29 Mart 2014 Cumartesi

Tazecik Kitap Yorumu: Yıldızlar Şehri - Mary Hoffman


    Serinin ilk kitabı Maskeler Şehri'nin yorumu burada.

   Georgia, hastalıklı bir zihniyeti olan bir üvey abiye sahip, hiç arkadaşı olmayan bir kız. Atlara merakı var. Georgia'nın tılsımı, bir antikacı dükkanından aldığı, eski bir kanatlı at biblosu. Bu biblo sayesinde, on altıncı yüzyıl Remora'sına gidiyor.

   Bir önceki kitapta Lucien, Belezza'ya, ''Maskeler Şehri''ne gidiyordu. Georgia'nın gittiği Remora şehrine ise ''Yıldızlar Şehri'' deniyor.

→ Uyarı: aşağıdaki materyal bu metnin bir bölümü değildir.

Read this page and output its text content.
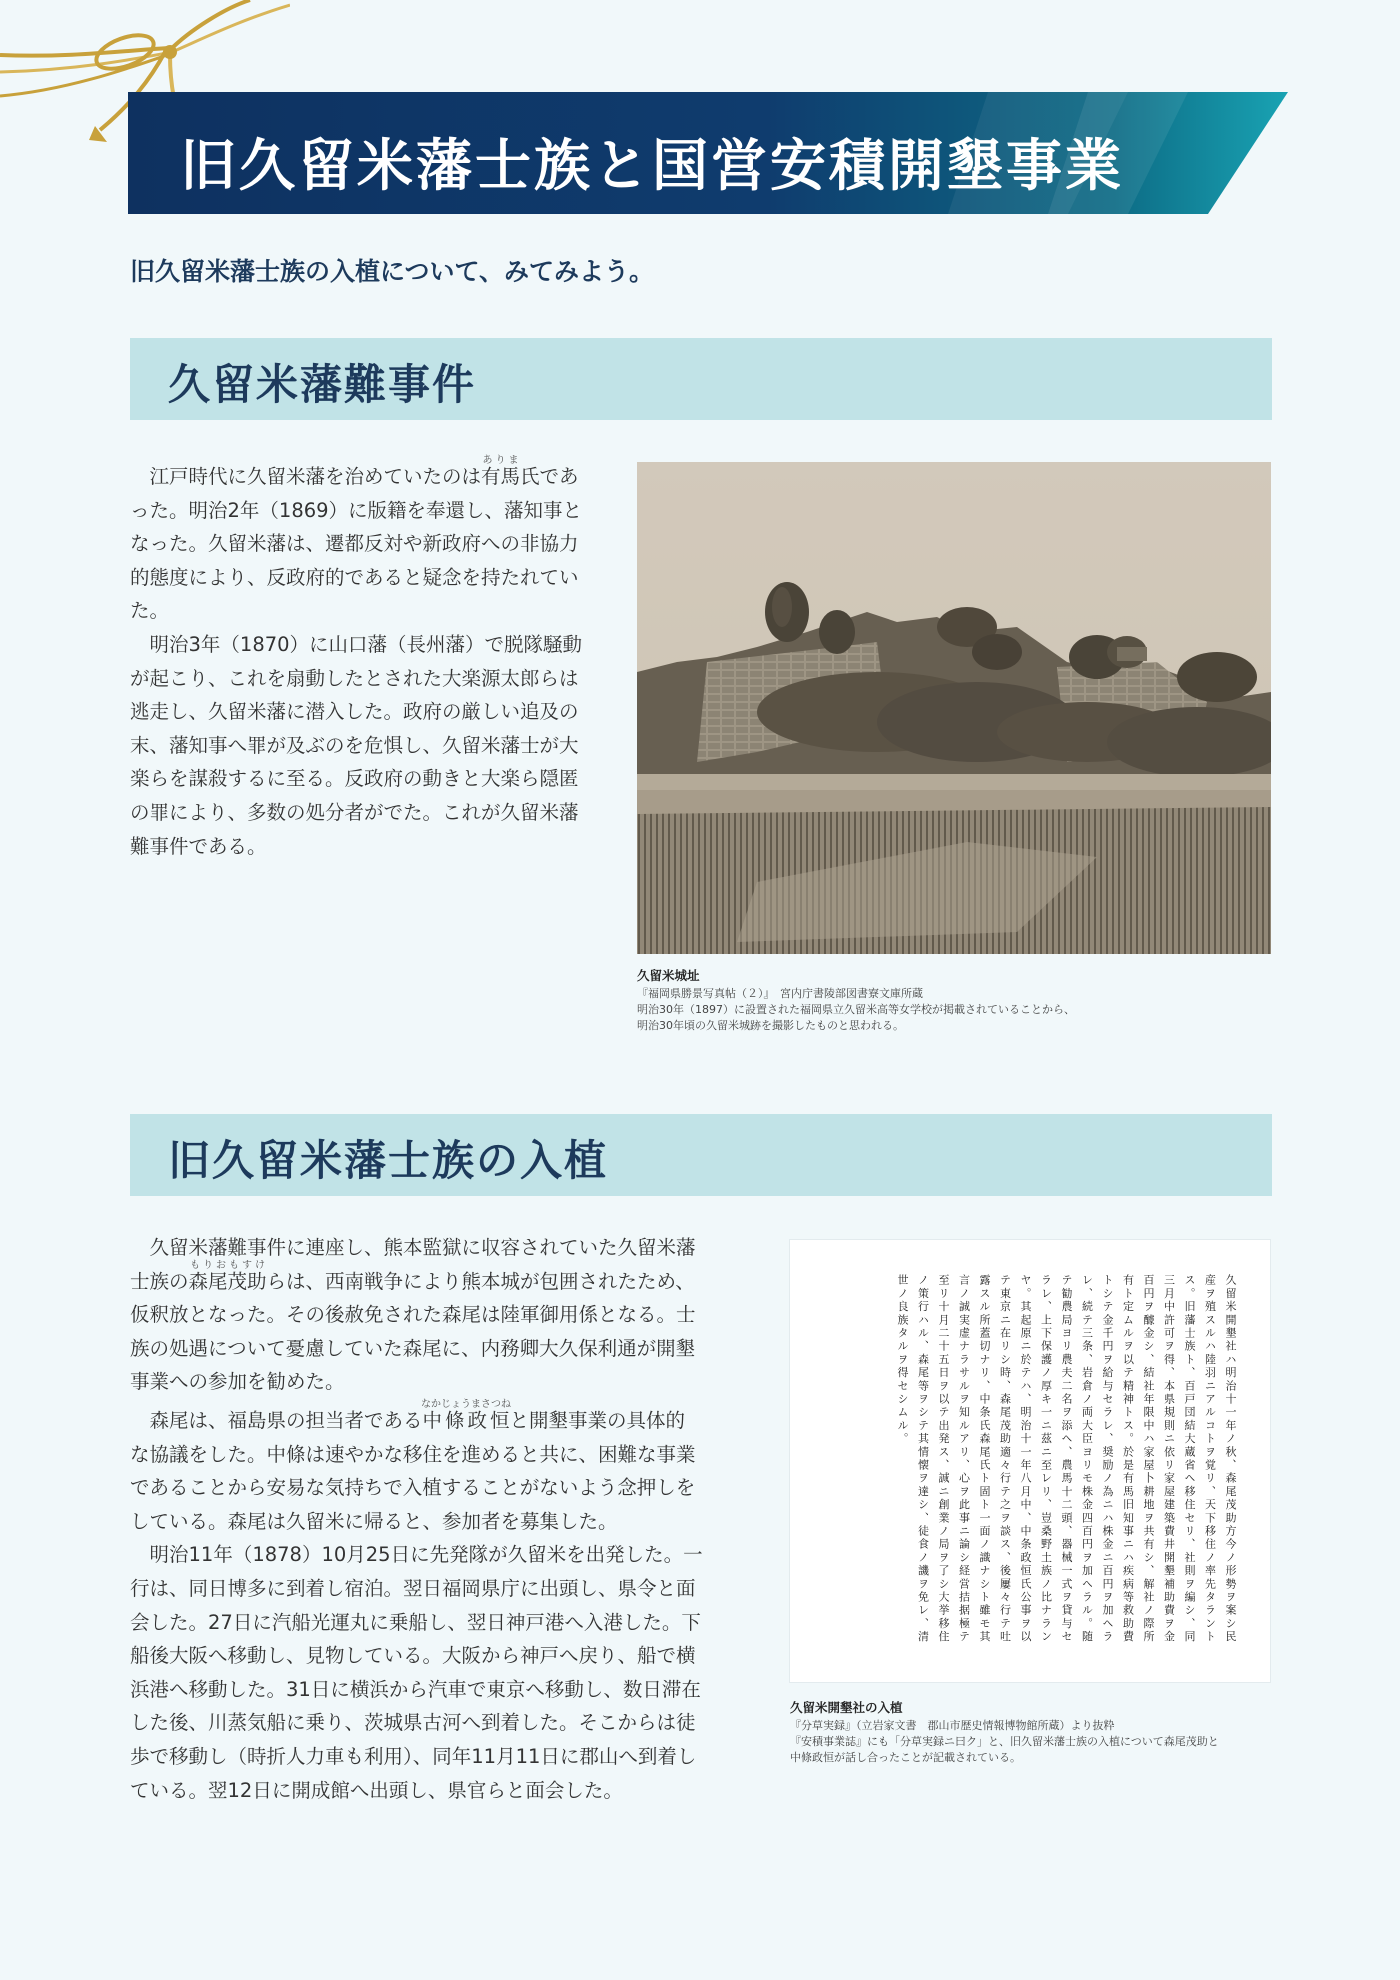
旧久留米藩士族と国営安積開墾事業
旧久留米藩士族の入植について、みてみよう。
久留米藩難事件

江戸時代に久留米藩を治めていたのは有馬ありま氏であった。明治2年（1869）に版籍を奉還し、藩知事となった。久留米藩は、遷都反対や新政府への非協力的態度により、反政府的であると疑念を持たれていた。

明治3年（1870）に山口藩（長州藩）で脱隊騒動が起こり、これを扇動したとされた大楽源太郎らは逃走し、久留米藩に潜入した。政府の厳しい追及の末、藩知事へ罪が及ぶのを危惧し、久留米藩士が大楽らを謀殺するに至る。反政府の動きと大楽ら隠匿の罪により、多数の処分者がでた。これが久留米藩難事件である。

久留米城址
『福岡県勝景写真帖（２）』　宮内庁書陵部図書寮文庫所蔵
明治30年（1897）に設置された福岡県立久留米高等女学校が掲載されていることから、
明治30年頃の久留米城跡を撮影したものと思われる。
旧久留米藩士族の入植

久留米藩難事件に連座し、熊本監獄に収容されていた久留米藩士族の森尾茂助もりおもすけらは、西南戦争により熊本城が包囲されたため、仮釈放となった。その後赦免された森尾は陸軍御用係となる。士族の処遇について憂慮していた森尾に、内務卿大久保利通が開墾事業への参加を勧めた。

森尾は、福島県の担当者である中條政恒なかじょうまさつねと開墾事業の具体的な協議をした。中條は速やかな移住を進めると共に、困難な事業であることから安易な気持ちで入植することがないよう念押しをしている。森尾は久留米に帰ると、参加者を募集した。

明治11年（1878）10月25日に先発隊が久留米を出発した。一行は、同日博多に到着し宿泊。翌日福岡県庁に出頭し、県令と面会した。27日に汽船光運丸に乗船し、翌日神戸港へ入港した。下船後大阪へ移動し、見物している。大阪から神戸へ戻り、船で横浜港へ移動した。31日に横浜から汽車で東京へ移動し、数日滞在した後、川蒸気船に乗り、茨城県古河へ到着した。そこからは徒歩で移動し（時折人力車も利用）、同年11月11日に郡山へ到着している。翌12日に開成館へ出頭し、県官らと面会した。

久留米開墾社ハ明治十一年ノ秋、森尾茂助方今ノ形勢ヲ案シ民産ヲ殖スルハ陸羽ニアルコトヲ覚リ、天下移住ノ率先タラントス。旧藩士族ト、百戸団結大蔵省ヘ移住セリ、社則ヲ編シ、同三月中許可ヲ得、本県規則ニ依リ家屋建築費井開墾補助費ヲ金百円ヲ醵金シ、結社年限中ハ家屋卜耕地ヲ共有シ、解社ノ際所有ト定ムルヲ以テ精神トス。於是有馬旧知事ニハ疾病等救助費トシテ金千円ヲ給与セラレ、奨励ノ為ニハ株金ニ百円ヲ加ヘラレ、続テ三条、岩倉ノ両大臣ヨリモ株金四百円ヲ加ヘラル。随テ勧農局ヨリ農夫二名ヲ添ヘ、農馬十二頭、器械一式ヲ貸与セラレ、上下保護ノ厚キ一ニ茲ニ至レリ、豈桑野土族ノ比ナランヤ。其起原ニ於テハ、明治十一年八月中、中条政恒氏公事ヲ以テ東京ニ在リシ時、森尾茂助適々行テ之ヲ談ス、後屢々行テ吐露スル所蓋切ナリ、中条氏森尾氏ト固ト一面ノ識ナシト雖モ其言ノ誠実虚ナラサルヲ知ルアリ、心ヲ此事ニ論シ経営拮据極テ至リ十月二十五日ヲ以テ出発ス、誠ニ創業ノ局ヲ了シ大挙移住ノ策行ハル、森尾等ヲシテ其情懐ヲ達シ、徒食ノ譏ヲ免レ、清世ノ良族タルヲ得セシムル。
久留米開墾社の入植
『分草実録』（立岩家文書　郡山市歴史情報博物館所蔵）より抜粋
『安積事業誌』にも「分草実録ニ曰ク」と、旧久留米藩士族の入植について森尾茂助と
中條政恒が話し合ったことが記載されている。
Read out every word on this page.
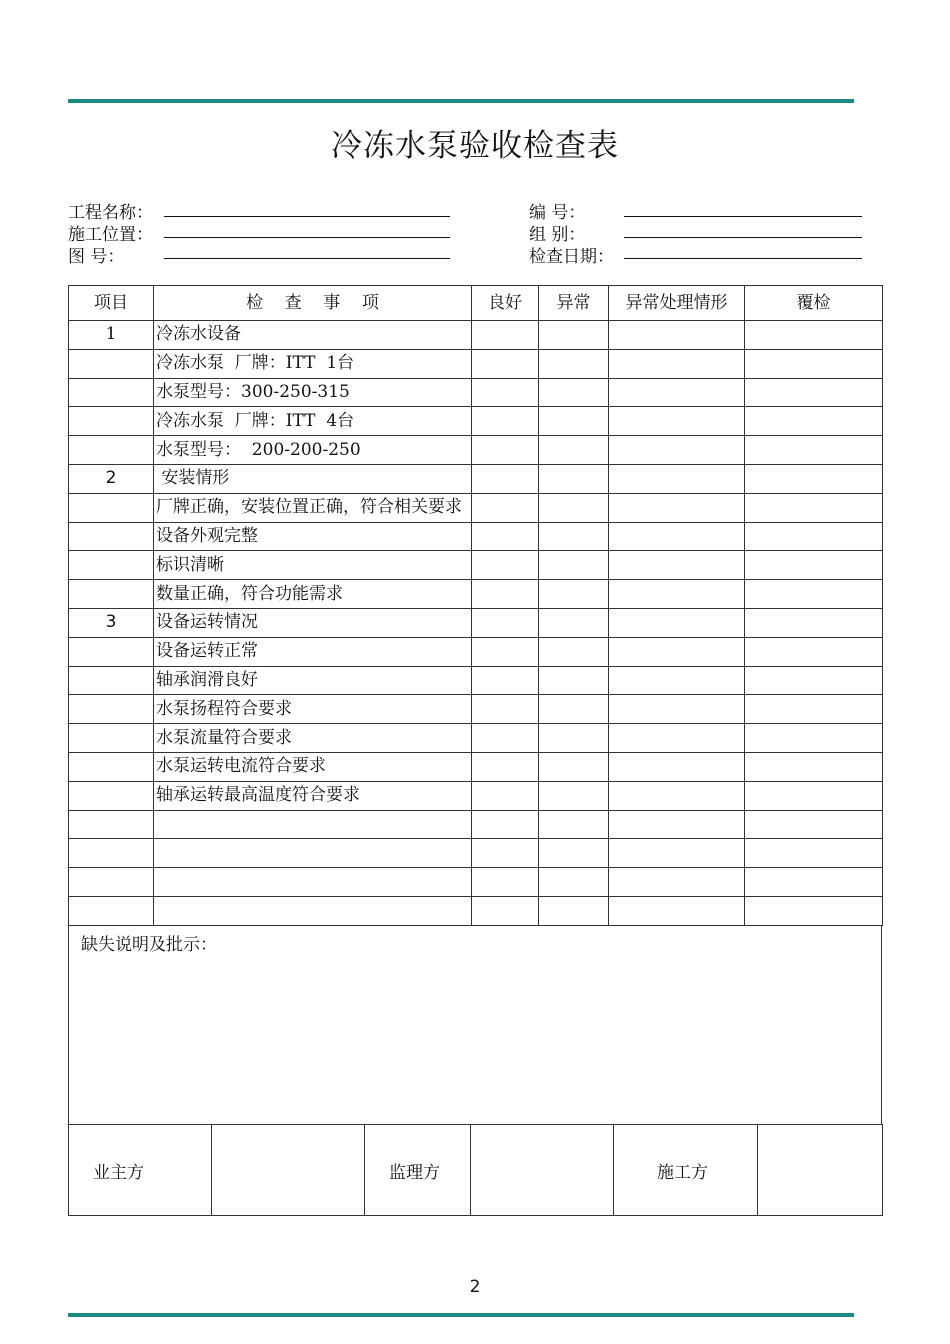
冷冻水泵验收检查表
工程名称：
施工位置：
图 号：
编 号：
组 别：
检查日期：
项目	检    查    事    项	良好	异常	异常处理情形	覆检
1	冷冻水设备				
	冷冻水泵  厂牌：ITT  1台				
	水泵型号：300-250-315				
	冷冻水泵  厂牌：ITT  4台				
	水泵型号：  200-200-250				
2	安装情形				
	厂牌正确，安装位置正确，符合相关要求				
	设备外观完整				
	标识清晰				
	数量正确，符合功能需求				
3	设备运转情况				
	设备运转正常				
	轴承润滑良好				
	水泵扬程符合要求				
	水泵流量符合要求				
	水泵运转电流符合要求				
	轴承运转最高温度符合要求				

缺失说明及批示：
业主方		监理方		施工方	
2
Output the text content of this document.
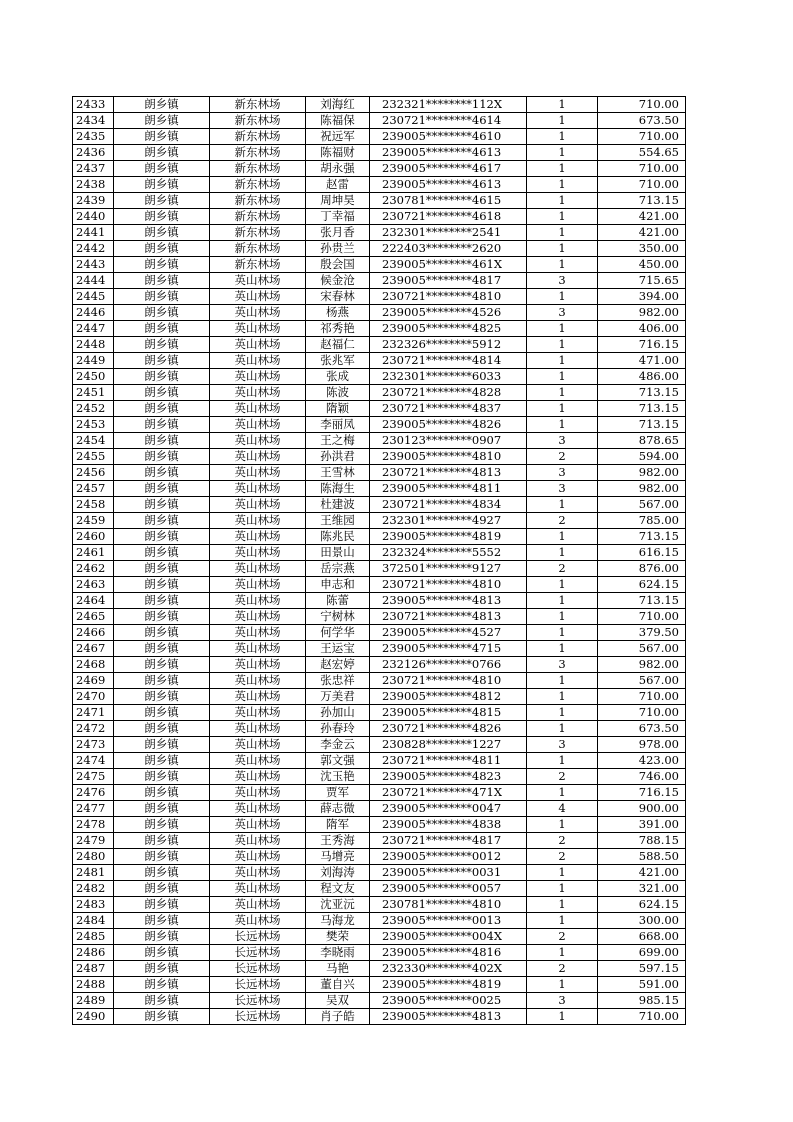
2433	朗乡镇	新东林场	刘海红	232321********112X	1	710.00
2434	朗乡镇	新东林场	陈福保	230721********4614	1	673.50
2435	朗乡镇	新东林场	祝远军	239005********4610	1	710.00
2436	朗乡镇	新东林场	陈福财	239005********4613	1	554.65
2437	朗乡镇	新东林场	胡永强	239005********4617	1	710.00
2438	朗乡镇	新东林场	赵雷	239005********4613	1	710.00
2439	朗乡镇	新东林场	周坤昊	230781********4615	1	713.15
2440	朗乡镇	新东林场	丁幸福	230721********4618	1	421.00
2441	朗乡镇	新东林场	张月香	232301********2541	1	421.00
2442	朗乡镇	新东林场	孙贵兰	222403********2620	1	350.00
2443	朗乡镇	新东林场	殷会国	239005********461X	1	450.00
2444	朗乡镇	英山林场	候金沧	239005********4817	3	715.65
2445	朗乡镇	英山林场	宋春林	230721********4810	1	394.00
2446	朗乡镇	英山林场	杨燕	239005********4526	3	982.00
2447	朗乡镇	英山林场	祁秀艳	239005********4825	1	406.00
2448	朗乡镇	英山林场	赵福仁	232326********5912	1	716.15
2449	朗乡镇	英山林场	张兆军	230721********4814	1	471.00
2450	朗乡镇	英山林场	张成	232301********6033	1	486.00
2451	朗乡镇	英山林场	陈波	230721********4828	1	713.15
2452	朗乡镇	英山林场	隋颖	230721********4837	1	713.15
2453	朗乡镇	英山林场	李丽凤	239005********4826	1	713.15
2454	朗乡镇	英山林场	王之梅	230123********0907	3	878.65
2455	朗乡镇	英山林场	孙洪君	239005********4810	2	594.00
2456	朗乡镇	英山林场	王雪林	230721********4813	3	982.00
2457	朗乡镇	英山林场	陈海生	239005********4811	3	982.00
2458	朗乡镇	英山林场	杜建波	230721********4834	1	567.00
2459	朗乡镇	英山林场	王维园	232301********4927	2	785.00
2460	朗乡镇	英山林场	陈兆民	239005********4819	1	713.15
2461	朗乡镇	英山林场	田景山	232324********5552	1	616.15
2462	朗乡镇	英山林场	岳宗燕	372501********9127	2	876.00
2463	朗乡镇	英山林场	申志和	230721********4810	1	624.15
2464	朗乡镇	英山林场	陈蕾	239005********4813	1	713.15
2465	朗乡镇	英山林场	宁树林	230721********4813	1	710.00
2466	朗乡镇	英山林场	何学华	239005********4527	1	379.50
2467	朗乡镇	英山林场	王运宝	239005********4715	1	567.00
2468	朗乡镇	英山林场	赵宏婷	232126********0766	3	982.00
2469	朗乡镇	英山林场	张忠祥	230721********4810	1	567.00
2470	朗乡镇	英山林场	万美君	239005********4812	1	710.00
2471	朗乡镇	英山林场	孙加山	239005********4815	1	710.00
2472	朗乡镇	英山林场	孙春玲	230721********4826	1	673.50
2473	朗乡镇	英山林场	李金云	230828********1227	3	978.00
2474	朗乡镇	英山林场	郭文强	230721********4811	1	423.00
2475	朗乡镇	英山林场	沈玉艳	239005********4823	2	746.00
2476	朗乡镇	英山林场	贾军	230721********471X	1	716.15
2477	朗乡镇	英山林场	薛志微	239005********0047	4	900.00
2478	朗乡镇	英山林场	隋军	239005********4838	1	391.00
2479	朗乡镇	英山林场	王秀海	230721********4817	2	788.15
2480	朗乡镇	英山林场	马增亮	239005********0012	2	588.50
2481	朗乡镇	英山林场	刘海涛	239005********0031	1	421.00
2482	朗乡镇	英山林场	程文友	239005********0057	1	321.00
2483	朗乡镇	英山林场	沈亚沅	230781********4810	1	624.15
2484	朗乡镇	英山林场	马海龙	239005********0013	1	300.00
2485	朗乡镇	长远林场	樊荣	239005********004X	2	668.00
2486	朗乡镇	长远林场	李晓雨	239005********4816	1	699.00
2487	朗乡镇	长远林场	马艳	232330********402X	2	597.15
2488	朗乡镇	长远林场	董自兴	239005********4819	1	591.00
2489	朗乡镇	长远林场	吴双	239005********0025	3	985.15
2490	朗乡镇	长远林场	肖子皓	239005********4813	1	710.00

Ancak bu şehir arasında bir fark var, Maskeler Şehri'nde evli olmayan kadınlar ve meclis üyeleri maske takıyordu, bu sebeple şehir Maskeler Şehri olarak anılıyordu, maskeleriyle ünlüydüler. Yıldızlar Şehri ise, bir nesneden ünlü olmaktan doğan bir isim değil tam olarak, bu isim daha çok şehrin kişiliğiyle alakalı. Şöyle ki, bir Yıldız Meydanı var, bu meydan on dörde bölünmüş durumda. Bu bölümlerden ikisi tarafsız geçitlere, kalan on ikisi ise burç bölgelerine açılıyor. Her burç üyesi kendi burcunun bölgesinde yaşıyor. Aynı gruptaki sahip burçlar birbirleriyle dayanışma içindeyken, karşı gruplardakiler birbirlerine düşmanlar, su grubundaki burçlar birbirleriyle dostken, ateş grubuyla düşmanlar mesela.

   Her burcun bölgesinde de, o burca uygun işlemeler ve heykeller var. Bunların dışında, her burcun kendi renkleri var ve kendi bölgeleri de bu renklerden bayraklarla süslü. Son olarak, her ne kadar her burcun bölgesi Remora'da yer alsa da, her burç başka bir şehirle dayanışma içinde, örneğin Koç burcu, Belezza'yla dayanışmada. Yazarın hayal gücüne şapka çıkarıyorum.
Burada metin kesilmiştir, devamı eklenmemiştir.